LES ROUAGES DE L’ENGAGEMENT
Est-ce que la pensée passe par les yeux? Est-ce que le désir passe par les yeux? D’où est-ce que j’écris? D’où vient le regard?
Il est intéressant pour moi — dont la double formation de dramaturge et de musicienne pousse plutôt à écrire à l’oreille et pour l’écoute —, de poser la question du regard au théâtre et de sa conception même dans le geste de l’écriture ; la manière dont le regard de l’auteur — au sens de « point de vue sur » existe systématiquement dans une tension simultanée entre un mouvement introverti, tourné sur l’origine même du désir d’écrire et un mouvement extraverti qui auto-projette sa propre réception dans l’idée de la représentation.
Ecrire « à partir », écrire « pour ». Le texte comme monstre à mi-chemin entre les ténèbres de la pensée et la surexposition de la lumière crue. Lutte perdue d’avance s’il en est entre la tanière et la scène, entre le silence et son auto-profanation. Car y a inévitablement au départ de l’écriture d’un texte pour le théâtre, un désir paradoxal de retarder la révélation — au sens photographique du terme — de l’objet à naître et de forcer sa mise à jour.
Le texte de théâtre s’expose. Et ce faisant, il s’offre en martyr à tous les regards. Celui de l’artiste de plateau qui, recevant le point de vue originel de l’auteur est invité à inventer la nouveauté de son regard pour servir la chose qu’il devra porter en scène.

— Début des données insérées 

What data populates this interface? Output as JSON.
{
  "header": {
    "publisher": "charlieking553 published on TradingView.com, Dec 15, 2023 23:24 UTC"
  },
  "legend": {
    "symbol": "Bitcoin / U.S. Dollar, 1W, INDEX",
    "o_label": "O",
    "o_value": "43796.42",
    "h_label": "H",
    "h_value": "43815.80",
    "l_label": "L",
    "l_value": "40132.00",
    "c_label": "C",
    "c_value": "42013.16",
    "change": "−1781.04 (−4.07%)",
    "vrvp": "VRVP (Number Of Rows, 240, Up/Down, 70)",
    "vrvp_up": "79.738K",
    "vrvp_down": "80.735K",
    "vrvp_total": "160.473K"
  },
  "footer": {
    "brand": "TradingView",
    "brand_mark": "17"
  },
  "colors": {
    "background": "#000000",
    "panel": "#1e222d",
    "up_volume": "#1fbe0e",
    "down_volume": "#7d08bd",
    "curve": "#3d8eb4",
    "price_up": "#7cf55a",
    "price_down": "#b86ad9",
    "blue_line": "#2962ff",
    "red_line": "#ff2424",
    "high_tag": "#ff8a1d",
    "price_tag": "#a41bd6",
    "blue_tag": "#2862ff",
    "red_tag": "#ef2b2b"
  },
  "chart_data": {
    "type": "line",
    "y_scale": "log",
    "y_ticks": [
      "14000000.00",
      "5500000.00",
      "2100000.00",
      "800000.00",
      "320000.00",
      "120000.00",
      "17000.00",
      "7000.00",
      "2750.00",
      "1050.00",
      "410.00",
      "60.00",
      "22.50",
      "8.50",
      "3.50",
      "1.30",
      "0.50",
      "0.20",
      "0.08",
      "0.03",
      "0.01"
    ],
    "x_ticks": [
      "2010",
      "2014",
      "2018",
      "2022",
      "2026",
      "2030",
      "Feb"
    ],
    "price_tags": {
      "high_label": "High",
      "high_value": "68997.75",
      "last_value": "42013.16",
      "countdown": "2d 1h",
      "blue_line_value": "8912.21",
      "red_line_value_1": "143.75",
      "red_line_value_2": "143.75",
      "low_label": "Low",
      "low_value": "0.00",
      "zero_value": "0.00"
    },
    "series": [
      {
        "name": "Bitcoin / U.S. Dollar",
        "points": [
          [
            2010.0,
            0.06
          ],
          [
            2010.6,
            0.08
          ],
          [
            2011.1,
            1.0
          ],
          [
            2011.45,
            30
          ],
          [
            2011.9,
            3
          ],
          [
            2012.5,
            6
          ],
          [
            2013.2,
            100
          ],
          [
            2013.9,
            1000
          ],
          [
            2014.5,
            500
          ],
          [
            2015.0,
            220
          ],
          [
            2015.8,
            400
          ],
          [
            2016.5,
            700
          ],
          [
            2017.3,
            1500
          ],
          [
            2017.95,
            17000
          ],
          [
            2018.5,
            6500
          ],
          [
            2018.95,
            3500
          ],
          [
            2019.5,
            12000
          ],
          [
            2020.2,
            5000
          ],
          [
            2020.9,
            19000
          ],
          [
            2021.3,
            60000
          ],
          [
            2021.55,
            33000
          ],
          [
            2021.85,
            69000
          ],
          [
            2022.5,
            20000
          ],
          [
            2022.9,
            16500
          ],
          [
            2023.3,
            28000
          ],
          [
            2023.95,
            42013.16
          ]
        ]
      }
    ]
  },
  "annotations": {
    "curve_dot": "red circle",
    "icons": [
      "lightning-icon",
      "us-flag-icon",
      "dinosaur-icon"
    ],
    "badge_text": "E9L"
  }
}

Celui du spectateur aussi qui, en qualité de témoin suprême, à son tour est enjoint à discerner dans le maillage serré des points vue, la pertinence de son regard propre. Ecrire pour le théâtre reviendrait donc à penser la coexistence diffractée des points de vue sur l’oeuvre; ou à re-convoquer sans cesse la chaine des intimités se déroulant depuis le tout premier élan de l’auteur, jusqu’à la potentielle projection mentale de chaque spectateur. Mais est-il vraiment possible de prévoir ou d’organiser le regard de l’autre? Quelle responsabilité pour l’auteur? Car, si écrire pour le théâtre est un acte politique engagé qui induit une prise de risque, cela confère aussi une force certaine. Ecrire offre une position d’autorité, un temps d’avance sur les compréhensions collectives. Le temps de la solitude de la chambre. Et mal envisagé, ce temps là peut devenir un outil de manipulation des regards.
LE REGARD EN DEDANS
A une époque comme la nôtre qui, saturée d’images, pense ses modes de communication de manière essentiellement visuelle, le théâtre a deux choix. Ou bien, il abonde dans le sens d’une sur-représentation iconographique au plateau, ou bien il tente de développer l’apport d’un autre type d’images — plus intérieures — qui par leur caractère intime ravivent une mémoire picturale universelle plus enfouie, née de la sensation.